I'm not completely happy with the single namespace constraint on directives; when you have things like injectors with their own directives, it would make more sense to define AutoFormat.InjectorName.Directive. Maybe we'll change that in 3.2.
Ideally the hooks could be a string or a callback, and the receiving code could act accordingly. I guess a string is just a short circuit of a callback that returns a string anyway.
I'm just brainstorming here, but I think the parameters needed are:
array of attributes to put in the anchor tag, and their callbacks. another structure to pass in the additional text to append... and that one could be complex, with variable attributes, text, and parameters.
Re: display URL source October 23, 2008 03:08PM |
Admin Registered: 11 years ago Posts: 3,111 |
array of attributes to put in the anchor tag, and their callbacks. another structure to pass in the additional text to append... and that one could be complex, with variable attributes, text, and parameters.
I would prefer something a little simpler: the anchor start token itself, and then a text format in form "(%s)", where %s is substituted with the URL text. But it's up to you to code, so it's your call.
As for IDs, at this point I'm not sure I completely understand the subtleties of the issue at hand. Could you describe in more detail how your tooltips work?

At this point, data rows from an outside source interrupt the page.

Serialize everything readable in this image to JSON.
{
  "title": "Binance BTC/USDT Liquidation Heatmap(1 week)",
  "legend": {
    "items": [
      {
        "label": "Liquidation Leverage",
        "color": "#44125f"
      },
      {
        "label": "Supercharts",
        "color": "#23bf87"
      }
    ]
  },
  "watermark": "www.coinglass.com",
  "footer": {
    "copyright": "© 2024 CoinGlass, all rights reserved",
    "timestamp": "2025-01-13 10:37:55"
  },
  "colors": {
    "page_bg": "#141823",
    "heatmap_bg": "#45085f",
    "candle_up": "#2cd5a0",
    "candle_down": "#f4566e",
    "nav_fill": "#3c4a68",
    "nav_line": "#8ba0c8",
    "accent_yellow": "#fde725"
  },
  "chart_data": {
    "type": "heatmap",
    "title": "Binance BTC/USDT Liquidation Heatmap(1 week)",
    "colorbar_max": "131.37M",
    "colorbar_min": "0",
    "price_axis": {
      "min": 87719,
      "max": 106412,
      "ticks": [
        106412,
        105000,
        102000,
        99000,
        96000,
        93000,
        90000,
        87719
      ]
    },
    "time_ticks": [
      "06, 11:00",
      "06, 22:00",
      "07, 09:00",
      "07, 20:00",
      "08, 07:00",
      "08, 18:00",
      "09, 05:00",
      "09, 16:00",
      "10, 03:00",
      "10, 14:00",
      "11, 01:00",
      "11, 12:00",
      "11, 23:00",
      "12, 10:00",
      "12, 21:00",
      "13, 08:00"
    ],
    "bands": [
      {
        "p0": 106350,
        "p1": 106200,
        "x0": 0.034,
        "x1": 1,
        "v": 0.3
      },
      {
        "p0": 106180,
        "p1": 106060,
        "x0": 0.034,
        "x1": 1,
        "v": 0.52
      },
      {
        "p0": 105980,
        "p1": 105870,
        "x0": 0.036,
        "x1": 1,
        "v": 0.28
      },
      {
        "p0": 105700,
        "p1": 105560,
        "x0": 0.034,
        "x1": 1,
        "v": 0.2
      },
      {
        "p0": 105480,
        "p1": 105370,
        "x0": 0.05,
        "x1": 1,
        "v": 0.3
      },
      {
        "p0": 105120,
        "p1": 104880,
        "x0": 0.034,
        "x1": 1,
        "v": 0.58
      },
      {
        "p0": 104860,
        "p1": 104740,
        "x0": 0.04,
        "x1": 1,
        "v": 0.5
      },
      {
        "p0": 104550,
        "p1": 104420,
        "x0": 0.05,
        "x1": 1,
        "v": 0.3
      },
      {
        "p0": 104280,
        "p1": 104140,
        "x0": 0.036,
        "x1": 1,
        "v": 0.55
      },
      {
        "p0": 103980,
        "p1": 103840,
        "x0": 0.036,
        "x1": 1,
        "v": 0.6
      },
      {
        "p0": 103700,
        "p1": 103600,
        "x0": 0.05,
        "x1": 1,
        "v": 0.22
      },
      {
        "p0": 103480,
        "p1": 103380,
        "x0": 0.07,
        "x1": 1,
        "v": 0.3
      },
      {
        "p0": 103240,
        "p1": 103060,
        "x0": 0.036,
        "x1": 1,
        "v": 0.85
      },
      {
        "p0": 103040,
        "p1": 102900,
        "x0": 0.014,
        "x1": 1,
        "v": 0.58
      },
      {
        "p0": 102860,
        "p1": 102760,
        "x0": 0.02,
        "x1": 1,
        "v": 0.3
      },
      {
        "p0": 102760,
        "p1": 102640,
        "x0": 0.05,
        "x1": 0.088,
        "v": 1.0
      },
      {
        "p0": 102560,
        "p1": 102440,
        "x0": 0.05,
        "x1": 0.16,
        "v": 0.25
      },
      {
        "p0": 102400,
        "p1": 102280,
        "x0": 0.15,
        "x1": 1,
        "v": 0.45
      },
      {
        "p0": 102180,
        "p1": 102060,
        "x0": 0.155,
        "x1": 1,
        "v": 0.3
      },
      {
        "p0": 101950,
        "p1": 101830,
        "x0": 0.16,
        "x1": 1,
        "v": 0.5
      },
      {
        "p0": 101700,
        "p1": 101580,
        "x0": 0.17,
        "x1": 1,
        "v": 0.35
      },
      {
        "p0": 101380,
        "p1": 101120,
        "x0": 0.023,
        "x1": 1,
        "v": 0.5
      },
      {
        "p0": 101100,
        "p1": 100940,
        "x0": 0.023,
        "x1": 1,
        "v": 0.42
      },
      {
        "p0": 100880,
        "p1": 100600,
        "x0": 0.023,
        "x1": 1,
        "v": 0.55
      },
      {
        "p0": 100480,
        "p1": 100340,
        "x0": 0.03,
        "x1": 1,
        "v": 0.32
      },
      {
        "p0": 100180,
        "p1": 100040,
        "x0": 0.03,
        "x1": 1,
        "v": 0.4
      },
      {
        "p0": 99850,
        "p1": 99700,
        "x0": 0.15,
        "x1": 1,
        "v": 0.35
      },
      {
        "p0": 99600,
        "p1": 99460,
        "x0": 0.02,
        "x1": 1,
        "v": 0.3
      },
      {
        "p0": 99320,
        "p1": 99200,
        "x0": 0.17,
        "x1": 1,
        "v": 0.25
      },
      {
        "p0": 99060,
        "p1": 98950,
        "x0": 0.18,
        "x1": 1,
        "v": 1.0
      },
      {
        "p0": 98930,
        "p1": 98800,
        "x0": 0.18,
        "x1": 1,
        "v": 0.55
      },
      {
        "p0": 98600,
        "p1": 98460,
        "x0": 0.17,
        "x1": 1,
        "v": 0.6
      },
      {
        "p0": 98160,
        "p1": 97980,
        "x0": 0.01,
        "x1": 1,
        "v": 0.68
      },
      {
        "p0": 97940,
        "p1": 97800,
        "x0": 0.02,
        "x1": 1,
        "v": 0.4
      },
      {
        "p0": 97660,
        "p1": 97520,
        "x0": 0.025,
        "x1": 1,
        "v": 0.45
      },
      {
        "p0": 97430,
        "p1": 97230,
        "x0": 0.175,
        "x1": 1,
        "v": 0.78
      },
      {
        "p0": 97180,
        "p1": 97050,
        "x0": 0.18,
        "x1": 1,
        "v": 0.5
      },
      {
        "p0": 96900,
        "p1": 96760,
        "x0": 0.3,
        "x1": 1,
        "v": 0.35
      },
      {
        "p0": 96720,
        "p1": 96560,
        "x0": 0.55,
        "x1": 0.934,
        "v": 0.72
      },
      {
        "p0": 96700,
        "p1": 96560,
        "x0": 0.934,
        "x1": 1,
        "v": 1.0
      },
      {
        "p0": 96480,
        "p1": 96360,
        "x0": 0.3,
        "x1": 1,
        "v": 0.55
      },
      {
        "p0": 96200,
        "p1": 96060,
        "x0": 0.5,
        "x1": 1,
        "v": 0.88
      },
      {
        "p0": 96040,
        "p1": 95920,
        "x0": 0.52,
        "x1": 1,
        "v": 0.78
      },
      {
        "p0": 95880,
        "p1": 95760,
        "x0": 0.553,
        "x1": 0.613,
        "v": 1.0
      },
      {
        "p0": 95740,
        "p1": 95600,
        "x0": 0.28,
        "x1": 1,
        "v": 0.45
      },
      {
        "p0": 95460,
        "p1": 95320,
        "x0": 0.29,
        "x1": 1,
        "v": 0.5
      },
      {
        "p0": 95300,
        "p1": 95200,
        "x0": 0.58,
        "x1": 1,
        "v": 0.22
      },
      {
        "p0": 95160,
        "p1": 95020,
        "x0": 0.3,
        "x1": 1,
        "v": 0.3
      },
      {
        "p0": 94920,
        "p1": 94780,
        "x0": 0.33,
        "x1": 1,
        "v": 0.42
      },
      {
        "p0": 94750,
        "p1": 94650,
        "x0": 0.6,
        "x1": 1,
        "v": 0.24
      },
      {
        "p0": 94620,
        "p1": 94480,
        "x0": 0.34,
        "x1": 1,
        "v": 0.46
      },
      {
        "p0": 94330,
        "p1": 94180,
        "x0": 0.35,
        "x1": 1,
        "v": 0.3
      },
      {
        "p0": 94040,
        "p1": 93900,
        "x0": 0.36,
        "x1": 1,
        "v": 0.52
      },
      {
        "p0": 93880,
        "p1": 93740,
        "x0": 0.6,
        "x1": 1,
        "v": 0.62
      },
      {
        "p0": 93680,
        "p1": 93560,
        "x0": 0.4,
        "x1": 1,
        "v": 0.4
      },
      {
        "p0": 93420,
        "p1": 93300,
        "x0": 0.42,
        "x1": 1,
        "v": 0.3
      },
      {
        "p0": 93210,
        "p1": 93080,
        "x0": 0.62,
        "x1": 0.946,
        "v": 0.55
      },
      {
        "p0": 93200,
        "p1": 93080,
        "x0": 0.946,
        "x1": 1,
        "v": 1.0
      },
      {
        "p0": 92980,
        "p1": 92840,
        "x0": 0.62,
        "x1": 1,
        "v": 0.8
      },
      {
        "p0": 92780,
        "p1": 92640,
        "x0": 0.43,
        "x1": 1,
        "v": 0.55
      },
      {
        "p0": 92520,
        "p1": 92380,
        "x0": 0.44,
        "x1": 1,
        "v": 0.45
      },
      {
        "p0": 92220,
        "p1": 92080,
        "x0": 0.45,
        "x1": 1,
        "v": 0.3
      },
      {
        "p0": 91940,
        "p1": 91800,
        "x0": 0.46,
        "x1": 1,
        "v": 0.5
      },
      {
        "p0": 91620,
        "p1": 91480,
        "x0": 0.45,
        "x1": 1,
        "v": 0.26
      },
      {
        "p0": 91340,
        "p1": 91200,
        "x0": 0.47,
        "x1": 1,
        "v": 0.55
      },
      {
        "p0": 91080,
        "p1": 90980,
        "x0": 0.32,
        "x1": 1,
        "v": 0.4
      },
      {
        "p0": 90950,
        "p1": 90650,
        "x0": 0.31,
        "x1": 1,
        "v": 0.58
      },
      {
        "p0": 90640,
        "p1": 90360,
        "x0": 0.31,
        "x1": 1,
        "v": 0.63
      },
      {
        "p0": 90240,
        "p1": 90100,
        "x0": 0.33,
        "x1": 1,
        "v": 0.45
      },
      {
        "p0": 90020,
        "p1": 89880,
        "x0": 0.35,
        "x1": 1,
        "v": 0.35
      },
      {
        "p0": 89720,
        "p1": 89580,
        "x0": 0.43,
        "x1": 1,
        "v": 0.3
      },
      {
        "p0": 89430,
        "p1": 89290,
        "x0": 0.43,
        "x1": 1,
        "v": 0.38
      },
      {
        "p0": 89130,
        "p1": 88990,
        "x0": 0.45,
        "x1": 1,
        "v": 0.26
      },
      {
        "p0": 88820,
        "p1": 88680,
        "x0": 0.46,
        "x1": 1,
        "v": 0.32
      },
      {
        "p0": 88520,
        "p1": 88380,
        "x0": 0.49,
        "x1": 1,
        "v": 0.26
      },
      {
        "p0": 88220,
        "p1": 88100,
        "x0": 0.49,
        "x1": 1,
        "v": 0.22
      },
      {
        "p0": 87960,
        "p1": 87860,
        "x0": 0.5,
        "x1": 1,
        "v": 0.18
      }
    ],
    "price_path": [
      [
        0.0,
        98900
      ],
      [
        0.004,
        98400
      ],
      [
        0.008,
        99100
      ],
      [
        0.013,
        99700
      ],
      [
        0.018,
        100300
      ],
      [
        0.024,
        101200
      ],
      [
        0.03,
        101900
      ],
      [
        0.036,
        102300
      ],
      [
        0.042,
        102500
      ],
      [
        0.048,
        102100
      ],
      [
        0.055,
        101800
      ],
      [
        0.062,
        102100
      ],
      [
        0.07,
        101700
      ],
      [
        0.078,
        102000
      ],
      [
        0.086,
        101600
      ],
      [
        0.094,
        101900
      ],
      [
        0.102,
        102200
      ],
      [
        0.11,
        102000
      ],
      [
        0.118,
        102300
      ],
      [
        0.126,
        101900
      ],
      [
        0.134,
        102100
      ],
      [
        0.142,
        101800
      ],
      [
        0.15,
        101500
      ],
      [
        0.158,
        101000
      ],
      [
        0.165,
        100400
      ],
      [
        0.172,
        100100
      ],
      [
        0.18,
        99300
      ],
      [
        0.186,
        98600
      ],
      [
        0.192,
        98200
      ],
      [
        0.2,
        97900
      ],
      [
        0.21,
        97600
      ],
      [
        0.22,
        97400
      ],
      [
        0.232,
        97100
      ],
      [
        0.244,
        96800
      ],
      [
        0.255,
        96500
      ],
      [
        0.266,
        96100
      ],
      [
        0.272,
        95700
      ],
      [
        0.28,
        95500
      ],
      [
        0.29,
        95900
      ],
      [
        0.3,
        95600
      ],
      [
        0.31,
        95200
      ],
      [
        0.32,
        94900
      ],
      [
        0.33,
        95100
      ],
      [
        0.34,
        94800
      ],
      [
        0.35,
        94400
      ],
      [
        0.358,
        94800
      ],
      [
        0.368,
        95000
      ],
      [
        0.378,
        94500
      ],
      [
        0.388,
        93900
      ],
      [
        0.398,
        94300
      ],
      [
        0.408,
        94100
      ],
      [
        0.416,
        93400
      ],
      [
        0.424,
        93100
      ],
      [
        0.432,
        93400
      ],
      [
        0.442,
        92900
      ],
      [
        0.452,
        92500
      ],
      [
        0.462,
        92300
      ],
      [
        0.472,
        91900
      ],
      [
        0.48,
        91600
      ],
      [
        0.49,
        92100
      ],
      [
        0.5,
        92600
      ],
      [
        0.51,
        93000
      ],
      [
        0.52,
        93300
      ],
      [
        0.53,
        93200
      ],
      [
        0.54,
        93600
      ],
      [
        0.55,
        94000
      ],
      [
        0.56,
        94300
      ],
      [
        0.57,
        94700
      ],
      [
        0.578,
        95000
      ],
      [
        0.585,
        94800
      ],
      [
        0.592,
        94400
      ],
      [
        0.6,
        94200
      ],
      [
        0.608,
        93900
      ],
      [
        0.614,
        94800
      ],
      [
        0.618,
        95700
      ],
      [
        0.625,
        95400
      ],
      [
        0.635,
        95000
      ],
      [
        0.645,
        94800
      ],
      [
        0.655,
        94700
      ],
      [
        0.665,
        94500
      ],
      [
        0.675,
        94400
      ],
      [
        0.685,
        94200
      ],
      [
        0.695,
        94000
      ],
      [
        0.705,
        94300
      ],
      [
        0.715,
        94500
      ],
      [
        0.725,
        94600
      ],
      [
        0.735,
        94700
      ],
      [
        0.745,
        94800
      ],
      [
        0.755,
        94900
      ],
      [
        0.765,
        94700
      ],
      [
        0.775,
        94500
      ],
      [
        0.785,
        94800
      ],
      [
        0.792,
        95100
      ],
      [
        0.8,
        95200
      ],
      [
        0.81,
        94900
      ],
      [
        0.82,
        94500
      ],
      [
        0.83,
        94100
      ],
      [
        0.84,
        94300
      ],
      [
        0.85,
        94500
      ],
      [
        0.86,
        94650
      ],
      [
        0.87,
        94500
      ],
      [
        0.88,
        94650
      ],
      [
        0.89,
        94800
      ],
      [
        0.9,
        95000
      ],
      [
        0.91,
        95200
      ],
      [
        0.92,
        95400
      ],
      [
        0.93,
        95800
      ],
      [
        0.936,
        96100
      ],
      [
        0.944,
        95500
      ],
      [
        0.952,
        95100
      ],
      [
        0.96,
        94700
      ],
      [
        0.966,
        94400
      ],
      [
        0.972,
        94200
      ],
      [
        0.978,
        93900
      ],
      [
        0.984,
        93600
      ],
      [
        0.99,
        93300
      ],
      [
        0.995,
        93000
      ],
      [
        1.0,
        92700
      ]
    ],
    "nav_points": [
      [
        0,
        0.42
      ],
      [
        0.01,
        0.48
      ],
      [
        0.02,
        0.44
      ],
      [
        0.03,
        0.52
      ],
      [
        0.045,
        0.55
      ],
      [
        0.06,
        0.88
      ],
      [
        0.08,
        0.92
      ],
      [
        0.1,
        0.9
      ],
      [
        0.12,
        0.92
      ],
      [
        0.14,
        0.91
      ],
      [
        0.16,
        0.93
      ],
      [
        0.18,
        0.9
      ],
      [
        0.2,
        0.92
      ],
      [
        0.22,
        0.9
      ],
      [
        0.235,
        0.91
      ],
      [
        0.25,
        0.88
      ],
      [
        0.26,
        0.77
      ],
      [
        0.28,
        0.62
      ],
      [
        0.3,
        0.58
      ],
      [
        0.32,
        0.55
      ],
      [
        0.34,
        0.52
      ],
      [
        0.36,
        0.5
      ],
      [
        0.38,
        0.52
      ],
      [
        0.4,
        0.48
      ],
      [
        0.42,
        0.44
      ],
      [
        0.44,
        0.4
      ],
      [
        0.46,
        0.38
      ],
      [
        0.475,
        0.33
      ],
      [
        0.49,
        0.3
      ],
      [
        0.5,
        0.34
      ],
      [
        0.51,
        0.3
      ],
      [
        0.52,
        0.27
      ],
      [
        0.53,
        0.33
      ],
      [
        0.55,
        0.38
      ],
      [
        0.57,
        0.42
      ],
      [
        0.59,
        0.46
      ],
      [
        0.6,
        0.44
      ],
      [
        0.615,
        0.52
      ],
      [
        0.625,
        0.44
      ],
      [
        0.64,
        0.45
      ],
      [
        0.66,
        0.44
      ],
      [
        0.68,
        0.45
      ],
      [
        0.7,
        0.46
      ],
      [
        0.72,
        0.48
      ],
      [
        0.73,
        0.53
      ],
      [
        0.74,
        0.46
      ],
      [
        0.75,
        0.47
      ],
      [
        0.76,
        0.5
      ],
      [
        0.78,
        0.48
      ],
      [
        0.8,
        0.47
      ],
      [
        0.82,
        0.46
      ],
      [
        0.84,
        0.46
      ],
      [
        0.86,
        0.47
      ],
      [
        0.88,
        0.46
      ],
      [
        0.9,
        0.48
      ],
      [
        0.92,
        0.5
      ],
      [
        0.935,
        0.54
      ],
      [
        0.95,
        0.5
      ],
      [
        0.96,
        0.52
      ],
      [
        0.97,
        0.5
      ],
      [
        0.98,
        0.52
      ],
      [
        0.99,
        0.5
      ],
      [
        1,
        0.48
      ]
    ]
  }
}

Re: display URL source October 23, 2008 03:12PM |
Registered: 9 years ago Posts: 36 |
Re: display URL source October 23, 2008 03:20PM |
Admin Registered: 11 years ago Posts: 3,111 |
Gotcha.
Did patch review, everything looks good. I'm going to apply this to my master, set up a configuration directive, and then commit and push. You'll have to do a git reset --hard remotes/origin/master to update your branch when I'm done if you didn't create a topic branch for your commit.
Re: display URL source October 23, 2008 04:53PM |
Admin Registered: 11 years ago Posts: 3,111 |
Re: display URL source October 23, 2008 05:04PM |
Admin Registered: 11 years ago Posts: 3,111 |
Nyeh, for some reason Git set the author field to my value. I need to make it stop doing that.
Re: display URL source October 23, 2008 05:14PM |
Registered: 9 years ago Posts: 36 |
slight typo in the comment field... It should be:
For example, example becomes example (http://example.com).
But of course, the test cases make it clear. :)
Re: display URL source October 23, 2008 05:15PM |
Admin Registered: 11 years ago Posts: 3,111 |
Re: display URL source October 23, 2008 05:17PM |
Admin Registered: 11 years ago Posts: 3,111 |
Re: display URL source October 24, 2008 11:10PM |
Registered: 9 years ago Posts: 36 |
ok, for the next step... I'd like to make it more flexible on what it outputs.
First question, Is there a routine somewhere that can read a small string and tokenize it?
I was thinking of making a helper class to go with this injector, which will have its methods called to populate the new link. The default class could do the output as we have it, and then a configuration item could be used to override with a subclass.
Is this the Strategy pattern?
Anyway, if there's a procedure to parse a small amount of html and return an array of tokens to put back into the stream, it would be very simply to override the class.
interface HTMLPurifier_Injector_DisplayLinkURI_Strategy { // Called with text of link // returns public function LinkAttributes($linktext); //called with uri of link public function URIDisplay($uri); }
If not, then the subclass has to create the tokens directly. Anyway, see where I'm going with this?
Re: display URL source October 24, 2008 11:46PM |
Registered: 9 years ago Posts: 36 |
Here's the next iteration: http://maiamailguard.pastebin.com/f31dbbd1b
I'm not sure how to instantiate the default strategy, unless that can be done in a configuration item. I suppose that's the way it needs to be instantiated so it can be set from the unit tests.